One of the biggest challenges for science has long been the process by which researchers embrace different disciplines for the common good.
For some chemists, broadening their horizons means disputing the old adage ‘once a chemist always a chemist’ and recent times have seen clear signs that the new thinking is working, particularly in the marriage of chemistry and bioscience, leading to advances in the field of medicine as ‘silo thinking’ breaks down. A good example of this enlightened approach to chemistry has been occurring at the University of Southampton where there is a philosophy of combining different sciences to great effect. One example is the way they have developed a molecule that could potentially help treat type 2 diabetes and obesity, combining chemistry and bioscience.
The new molecule, called ‘compound 14’, inhibits the function of a cellular enzyme called ATIC, which is involved in metabolism, leading to the build-up of a molecule called ZMP in cells. This increase in ZMP makes cells think that they have run out of energy by activating the cell’s central energy sensor, known as AMPK, thereby causing cells to try and increase their energy levels by increasing glucose uptake and metabolism. The researchers found that activating AMPK with compound 14 led to a reduction in blood glucose levels, improved glucose tolerance and, at the same time, promoted weight loss in obese mice. Ali Tavassoli, Professor of Chemical Biology at the University of Southampton whose research team discovered and developed compound 14, started out his career as a synthetic chemist but a spell working in America broadened his horizons.
He said: “I was a synthetic chemist and that was how I viewed myself but by working as a postdoc in a multidisciplinary lab, I was exposed to the work of biologists and realised that the work I was doing had applications in bioscience as well. “It is important that chemists take that view. The space occupied by traditional chemistry has become filled over the past 100 years or so, and increasingly you have to look to the interfaces and broaden your approach. There is a lot of potential in using chemistry for applications in biology, physics, mathematics and computer sciences.
“The way we have set up the lab at Southampton is to do just that. The multidisciplinary approach does take our scientists out of their comfort zone, which in my opinion has the potential to make them better scientists. “But it is important to note that there are two philosophies out there, one of which tends to be driven by funding which says that you will need a separate chemist and a separate bioscientist for an interdisciplinary project to work. The obvious solution is to put them together, but that can sometimes feel like a forced collaboration. “Much better, I would argue, is the second way, which is to take a holistic view and integrate multidisciplinary skillsets into a single lab to give students knowledge of other disciplines.”
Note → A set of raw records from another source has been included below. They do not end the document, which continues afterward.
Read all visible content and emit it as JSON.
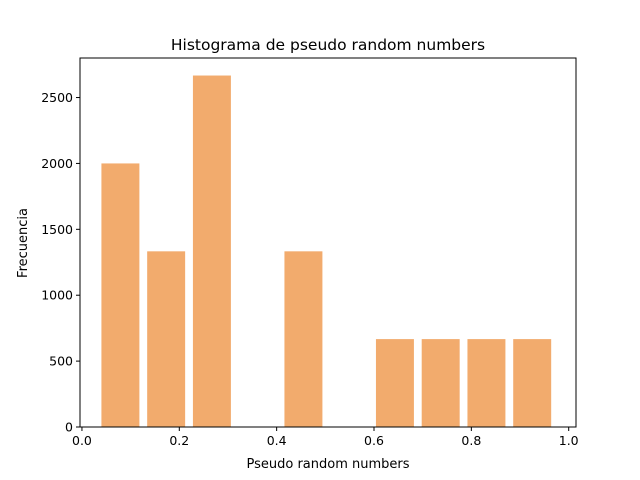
{
  "chart_data": {
    "type": "bar",
    "title": "Histograma de pseudo random numbers",
    "xlabel": "Pseudo random numbers",
    "ylabel": "Frecuencia",
    "xlim": [
      -0.004,
      1.015
    ],
    "ylim": [
      0,
      2800
    ],
    "xticks": [
      0.0,
      0.2,
      0.4,
      0.6,
      0.8,
      1.0
    ],
    "xtick_labels": [
      "0.0",
      "0.2",
      "0.4",
      "0.6",
      "0.8",
      "1.0"
    ],
    "yticks": [
      0,
      500,
      1000,
      1500,
      2000,
      2500
    ],
    "ytick_labels": [
      "0",
      "500",
      "1000",
      "1500",
      "2000",
      "2500"
    ],
    "bins": [
      {
        "x0": 0.04,
        "x1": 0.118,
        "value": 2000
      },
      {
        "x0": 0.134,
        "x1": 0.212,
        "value": 1333
      },
      {
        "x0": 0.228,
        "x1": 0.306,
        "value": 2667
      },
      {
        "x0": 0.322,
        "x1": 0.4,
        "value": 0
      },
      {
        "x0": 0.416,
        "x1": 0.494,
        "value": 1333
      },
      {
        "x0": 0.51,
        "x1": 0.588,
        "value": 0
      },
      {
        "x0": 0.604,
        "x1": 0.682,
        "value": 667
      },
      {
        "x0": 0.698,
        "x1": 0.776,
        "value": 667
      },
      {
        "x0": 0.792,
        "x1": 0.87,
        "value": 667
      },
      {
        "x0": 0.886,
        "x1": 0.964,
        "value": 667
      }
    ],
    "bar_color": "#f2ab6d",
    "grid": false,
    "legend": "none"
  }
}
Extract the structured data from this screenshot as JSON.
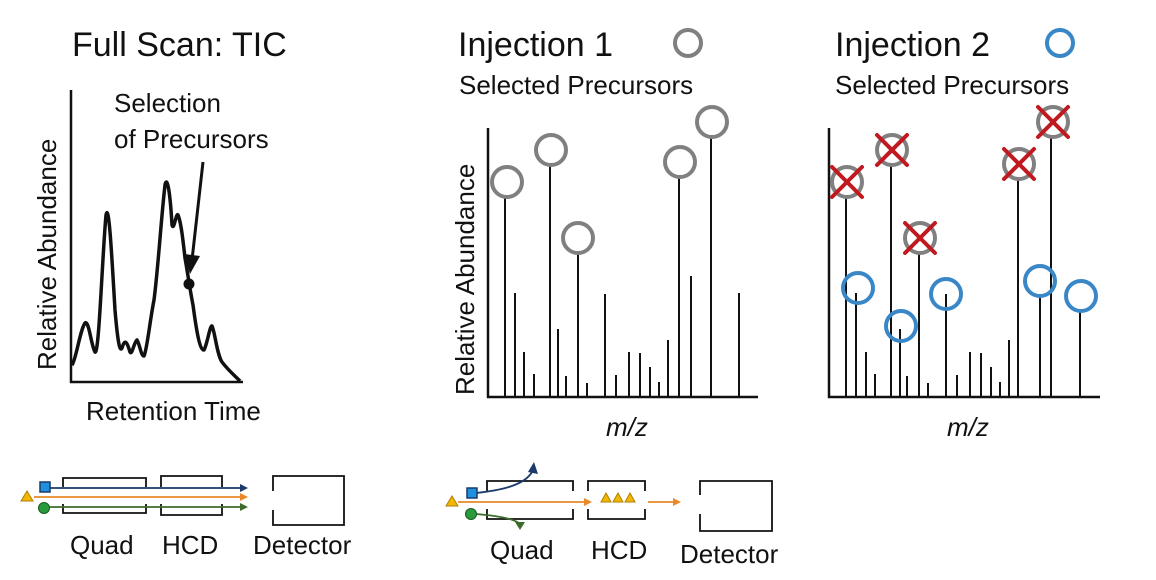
{
  "panel_tic": {
    "title": "Full Scan: TIC",
    "annotation_line1": "Selection",
    "annotation_line2": "of Precursors",
    "ylabel": "Relative Abundance",
    "xlabel": "Retention Time"
  },
  "panel_inj1": {
    "title": "Injection 1",
    "subtitle": "Selected Precursors",
    "ylabel": "Relative Abundance",
    "xlabel": "m/z",
    "marker_color": "#808080"
  },
  "panel_inj2": {
    "title": "Injection 2",
    "subtitle": "Selected Precursors",
    "xlabel": "m/z",
    "marker_color": "#3a87c8",
    "excluded_color": "#c0191f"
  },
  "instrument_left": {
    "quad": "Quad",
    "hcd": "HCD",
    "detector": "Detector"
  },
  "instrument_right": {
    "quad": "Quad",
    "hcd": "HCD",
    "detector": "Detector"
  },
  "colors": {
    "square_ion": "#1f8fe0",
    "circle_ion": "#2a9a3a",
    "triangle_ion": "#f2b800",
    "orange_path": "#e8892a",
    "navy_path": "#1b3a6b",
    "green_path": "#3c6b2a"
  }
}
His team’s work on AMPK proved the point because it married chemistry and bioscience. Driving the work was the evidence from previous studies that if you could selectively activate AMPK with a small molecule, it could have potential benefits in the treatment of several diseases, including type 2 diabetes. Prof Tavassoli said: “Working in this way can be challenging for students and it does require a lot of adapting but it will widen the way they work and prove better for their career prospects and, by bringing together different disciplines, we are coming up with some exciting results. But ultimately the limits of a single lab’s interdisciplinary expertise will be reached and so good collaborations are essential.” The same view is held by Chemistry Department colleague Professor Phil Bartlett, an electro chemist. He has worked on a variety of projects that cross disciplines and said: “Electro-chemistry is a discipline that already allows you to work in different fields, everything from corrosion to fuel cells and biosensors and I think that is important because it keeps you fresh. You are learning new things all the time.
“Sometimes if you work in the same field all the time, you can get to a stage where you do not think there is much more you can do. “Finding out about other disciplines not only widens your own knowledge but it presents opportunities. You may be working on something which someone else can use. For instance, I was working on project dealing with colour on metal film which ended up feeding into work on DNA sensors. “I have always liked collaborative working and it can be a surprise what collaborations can throw up. Sometimes, they just drop into your lap. “I think it helps that the university does not erect barriers between the disciplines. They do not want people sitting in their own labs without contact with anyone else. “Remove those barriers, as we do at Southampton, and it makes it easier for people to work together and learn about each other’s disciplines. “It can be more difficult working collaboratively than on your own – you have to take into account what each other needs – but certainly for me, it keeps me interested.”